Despite what some in the City see as a sharp deterioration in public finances, Gordon Brown, in his Pre-Budget Report this month, made no reference to the impact this could have on the PFI. Yet there will be an impact. Look, for example, at Jarvis, which controls about a tenth of the £36 billion PFI debt across the public sector, including work on 120 schools. It has just been forced to sell large parts of its business to repay some of its £230 million debt. If Jarvis goes bust, who picks up the pieces?
PFI spending has been rising rapidly under Labour. In 1995 it was £670 million but by last year it had hit £7.7 billion. By 2010, it is expected to reach £11 billion. But this understates future commitments. The Government is already pledged to make revenue payments to PFI contractors by 2028 of more than £110 billion, a colossal sum equivalent to about a tenth of current GDP.
In some areas the PFI has produced significant savings — on road and prisons projects, for example. But National Audit Office (NAO) reports show a different picture for schools and hospitals. These conclusions, however, need to be heavily qualified.
First, Government tells public service managers that they will get funding only if it is provided by the private sector (“It’s PFI or bust,” as one minister delicately put it), and only if that provides better value for money than public funding. To help in reaching that conclusion — and in effect rigging the result — the accountancy device of “risk costing” has been introduced. This means that, while under conventional accounting it would be far cheaper to build a new hospital with public funding, the extra cost of the “transfer of risk” to the private sector suddenly tilts the balance towards private finance.
Secondly, this “transfer of risk” to the private sector is anyway a mirage. If a major PFI contractor went bankrupt, the Government would have little alternative but to bail it out. That has already been demonstrated in the case of Railtrack, the Channel Tunnel consortium, the Criminal Records Bureau, air traffic control, and the Benefits Agency. When the Passport Agency PFI went badly wrong, the agency had to spend an extra £13 million to protect both the service to the public and PFI shareholders’ profits.
Thirdly, cost overruns in some schemes have led to hidden cutbacks elsewhere. A survey by the British Medical Journal of 13 NHS trusts has found that the average reduction in bed availability in England under PFI schemes has been 26 per cent. It has also recently come to light that secret clauses written into PFI contracts with the NHS stipulate that substantial penalties must be paid if the number of patients treated exceeds a set figure (for example, 90 per cent bed occupancy), even if they are emergency cases — an extraordinary barrier to the Government’s objective to reduce waiting lists.

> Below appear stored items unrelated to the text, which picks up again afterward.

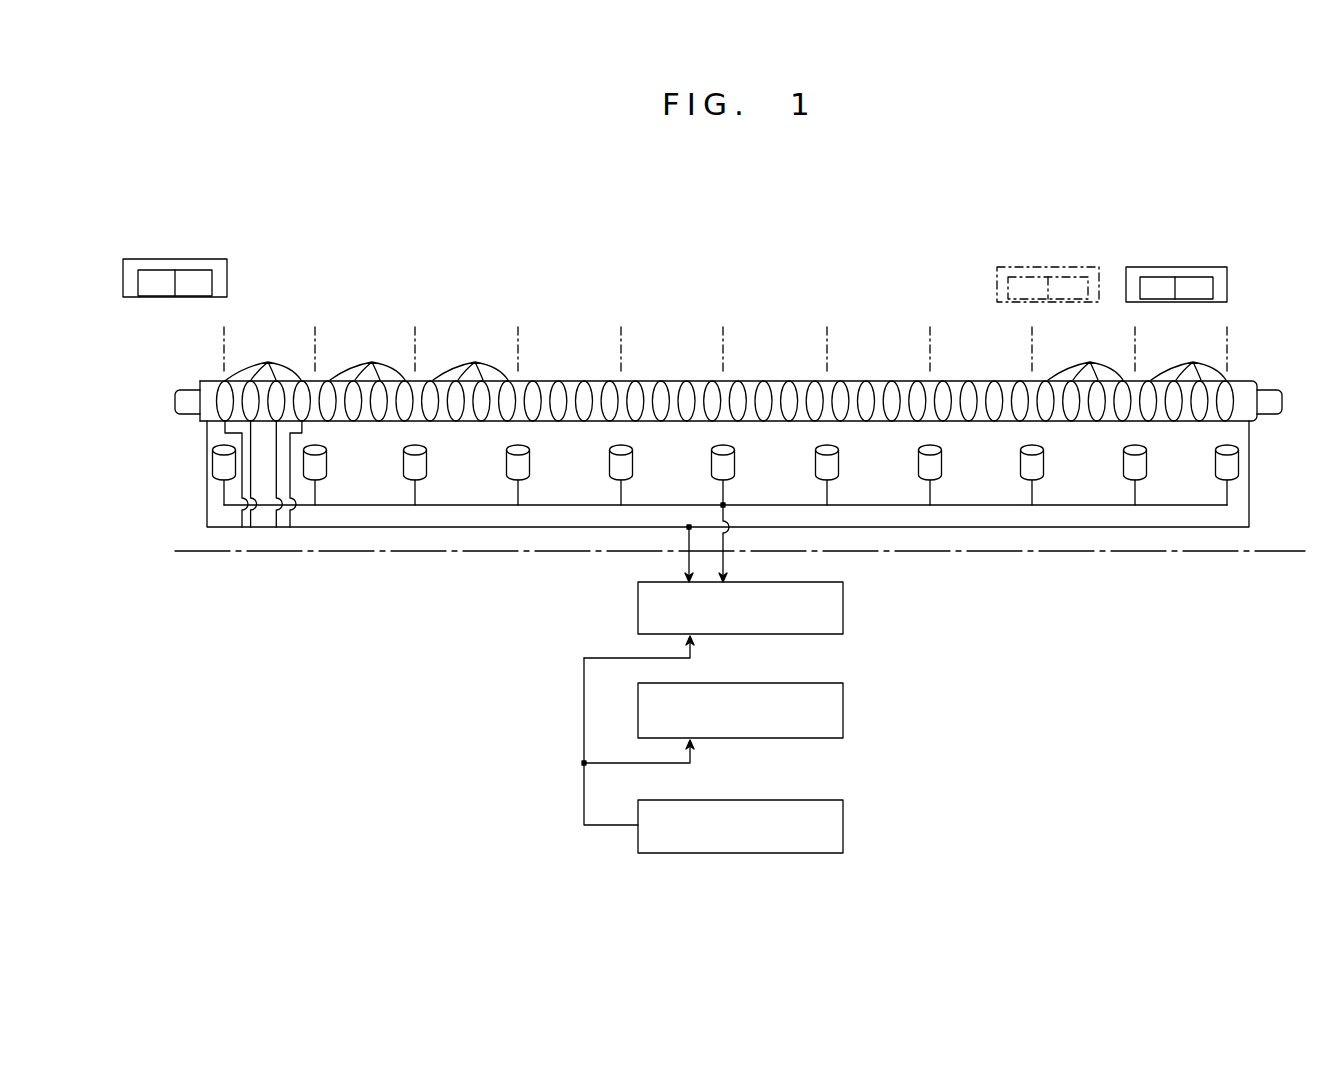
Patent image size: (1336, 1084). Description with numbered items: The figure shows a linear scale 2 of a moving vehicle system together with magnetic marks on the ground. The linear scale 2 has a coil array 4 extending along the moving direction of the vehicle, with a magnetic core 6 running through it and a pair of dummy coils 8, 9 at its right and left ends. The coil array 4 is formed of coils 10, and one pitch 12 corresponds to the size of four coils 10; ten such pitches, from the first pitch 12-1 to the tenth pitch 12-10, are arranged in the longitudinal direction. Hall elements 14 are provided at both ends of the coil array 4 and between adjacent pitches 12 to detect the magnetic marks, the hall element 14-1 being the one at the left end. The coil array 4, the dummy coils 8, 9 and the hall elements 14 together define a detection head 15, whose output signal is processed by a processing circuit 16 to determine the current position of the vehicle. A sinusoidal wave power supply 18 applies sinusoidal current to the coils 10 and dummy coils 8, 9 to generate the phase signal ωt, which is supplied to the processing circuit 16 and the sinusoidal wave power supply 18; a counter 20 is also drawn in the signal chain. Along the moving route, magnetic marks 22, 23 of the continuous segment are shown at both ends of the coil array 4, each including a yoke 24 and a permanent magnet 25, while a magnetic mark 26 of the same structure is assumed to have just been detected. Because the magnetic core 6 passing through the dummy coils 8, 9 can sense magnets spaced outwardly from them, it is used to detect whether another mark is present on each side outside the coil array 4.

The linear scale 2 is at (750, 909).
The coil array 4 is at (780, 379).
The magnetic core 6 is at (185, 413).
The dummy coil 8 is at (1243, 380).
The dummy coil 9 is at (210, 378).
The coils 10 is at (726, 360).
The pitch 12 is at (391, 330).
The first pitch 12-1 is at (290, 330).
The tenth pitch 12-10 is at (1205, 338).
The hall elements 14 is at (1214, 470).
The hall element 14-1 is at (208, 462).
The detection head 15 is at (190, 535).
The processing circuit 16 is at (845, 608).
The sinusoidal wave power supply 18 is at (845, 710).
The counter 20 is at (845, 825).
The magnetic mark 22 is at (1228, 273).
The magnetic mark 23 is at (228, 271).
The yoke 24 is at (185, 258).
The permanent magnet 25 is at (172, 298).
The magnetic mark 26 is at (1038, 263).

Fourthly, PFI contracts offer a legal guarantee of profits to private consortia at public expense over 30 years or more. The pressures that this will exert on the public accounts are incalculable. Fifthly, arguably the biggest drawback of PFI is that by locking the NHS into long-term contracts it reduces flexibility, a quality required to respond to changing healthcare needs. A wider concern, echoed by the NAO, is that the PFI programme will perpetuate the present NHS emphasis on high-cost hospital-centred healthcare. This is in contrast to the Government’s wish to shift care into community clinics and doctors’ surgeries.
For all these reasons the case for PFI is not made.
Very large uncertainties remain, both because the private contractor is often a shell company that transfers risks to sub-contractors, making it difficult to see where and how risk is borne, and because risk transfer is limited by a variety of financial mechanisms that obscure its value.
According to the Institute for Public Policy Research (IPPR), only 6 per cent of PFI projects have been subjected to an independent examination by official audit bodies. The Public Accounts Committee complained last year that it had tried to understand “the relationship between the returns which contractors earn from PFI contracts and the risks they actually bear. At present the available information is limited and rather mixed.” When £110 billion is at stake over the next 25 years, such ambivalence is unacceptable. Any further PFI contracts should now be halted until these fundamental questions are answered.
So why does the Government still persist in support of PFI? The usual answer is that it allows spending departments to escape Treasury financial controls. Even this does not stack up. Public sector net debt has fallen so far as a percentage of GDP since 1997 (from 42 per cent to 31 per cent) that all the PFI projects signed up could easily have been funded by public expenditure, at much cheaper borrowing costs, without raising public sector net debt above 40 per cent of GDP, and thereby not breaking Gordon Brown’s sustainable investment rule.
If this is not an exercise in down-sized semi-privatisation to dismantle the NHS, as many critics claim, a much more convincing rationale for PFI will have to be found. In the absence of that it should be abandoned before too great a millstone is hung around the neck of future generations.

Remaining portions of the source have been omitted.